Me reuní en Londres con Pellicer, nuestro corresponsal, un joven admirador de Pérez Reverte cuyo mayor deseo era convertirse en reportero de guerra. Se había ofrecido para ir a Afganistán, pero la dirección le consideraba aún inexperto. Eso le tenía bastante frustrado, así que aprovechó el atentado para tratar de meter ficha y vender su imagen de aguerrido corresponsal.

Puede que suene frío, incluso inhumano, hablar así de algo tan cruento e irracional como un atentado, pero hay que saber algo. Los reporteros, queramos o no, estamos hechos de otra pasta. Algunas personas tienen un filtro mental que les capacita para retener y explicar la belleza, otros son buenos para el cálculo, y algunos otros estamos aquí para contar lo peor, para indagar en los más repugnantes aspectos de la naturaleza humana.

Alguien tiene que contarlo. Es así de simple.
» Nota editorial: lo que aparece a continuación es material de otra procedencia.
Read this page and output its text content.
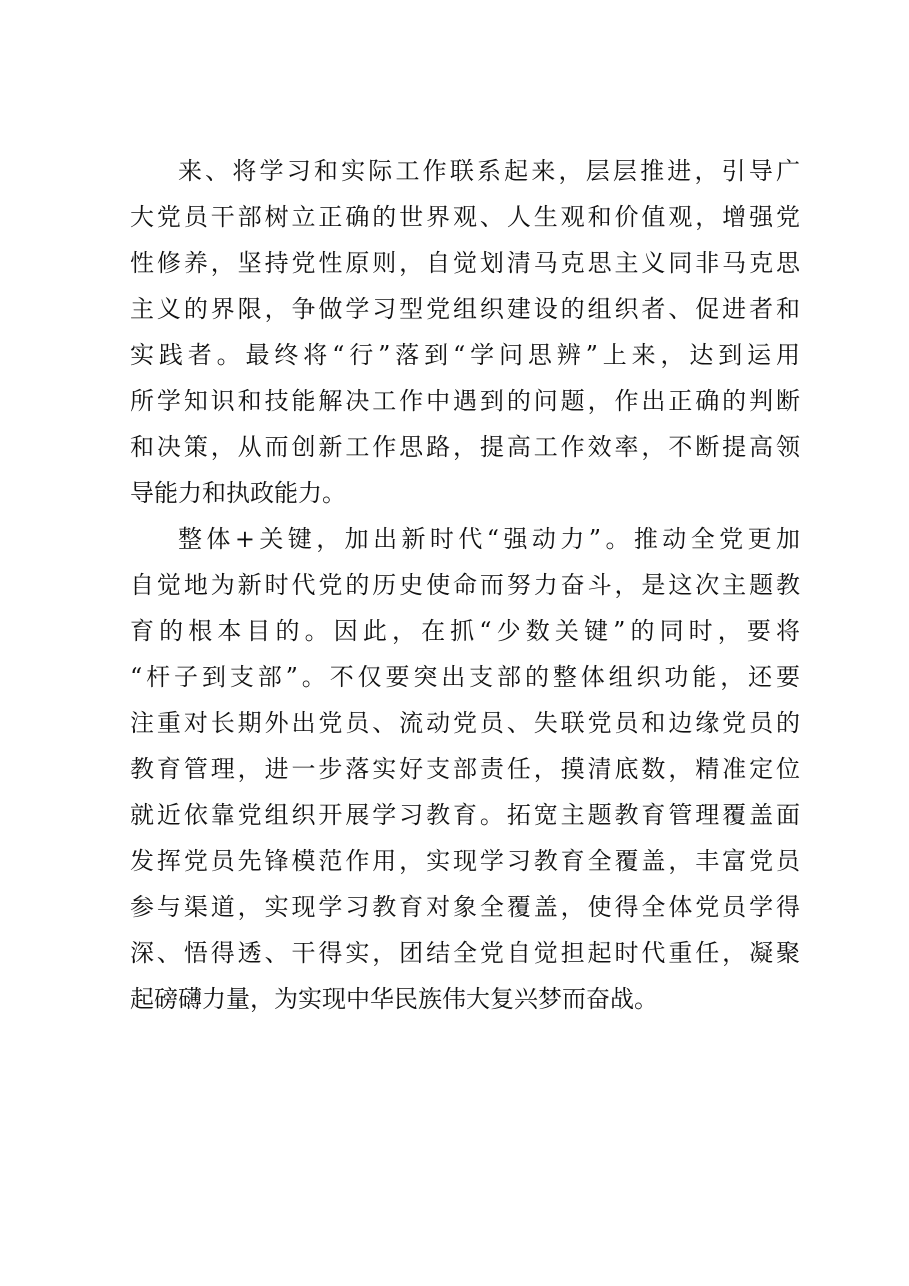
来、将学习和实际工作联系起来，层层推进，引导广
大党员干部树立正确的世界观、人生观和价值观，增强党
性修养，坚持党性原则，自觉划清马克思主义同非马克思
主义的界限，争做学习型党组织建设的组织者、促进者和
实践者。最终将“行”落到“学问思辨”上来，达到运用
所学知识和技能解决工作中遇到的问题，作出正确的判断
和决策，从而创新工作思路，提高工作效率，不断提高领
导能力和执政能力。
整体+关键，加出新时代“强动力”。推动全党更加
自觉地为新时代党的历史使命而努力奋斗，是这次主题教
育的根本目的。因此，在抓“少数关键”的同时，要将
“杆子到支部”。不仅要突出支部的整体组织功能，还要
注重对长期外出党员、流动党员、失联党员和边缘党员的
教育管理，进一步落实好支部责任，摸清底数，精准定位
就近依靠党组织开展学习教育。拓宽主题教育管理覆盖面
发挥党员先锋模范作用，实现学习教育全覆盖，丰富党员
参与渠道，实现学习教育对象全覆盖，使得全体党员学得
深、悟得透、干得实，团结全党自觉担起时代重任，凝聚
起磅礴力量，为实现中华民族伟大复兴梦而奋战。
Durante las tres semanas siguientes estuve inmerso en territorio comanche, en la tierra de nadie, en esa zona en el borde del mapa donde los antiguos cartógrafos escribían “Cuidado, puede haber monstruos” con letra alargada y soñadora.

En el mundo hay monstruos, ocultos en las sombras de los callejones, justo donde el velo de lo racional es tan fino que una caricia puede rasgarlo. Siempre los hubo, y a principios de diciembre del 2012 aún permanecían tras el velo, asomando las garras sólo cuando una víctima propicia pasaba demasiado cerca de sus guaridas, sin notar el olor a moho y putrefacción que les delata siempre.

Ahora pasean por las calles de las grandes ciudades, disparan atrincherados tras montañas de muertos, francotiradores en nombre de una verdad absurda que no justifica la masacre, el genocidio que hemos sufrido. Puede haber monstruos, y ya entonces viajaban por el pulso de las corrientes cósmicas, camuflando el arañazo de sus zarpas sobre el suelo con el latido rítmico y constante de las corrientes. Pero por aquel tiempo aún podíamos cazarlos, aún estábamos en mayoría.

Fueron tres semanas de investigación, de callejones oscuros y llamadas a confidentes anónimos. Pero dieron su fruto.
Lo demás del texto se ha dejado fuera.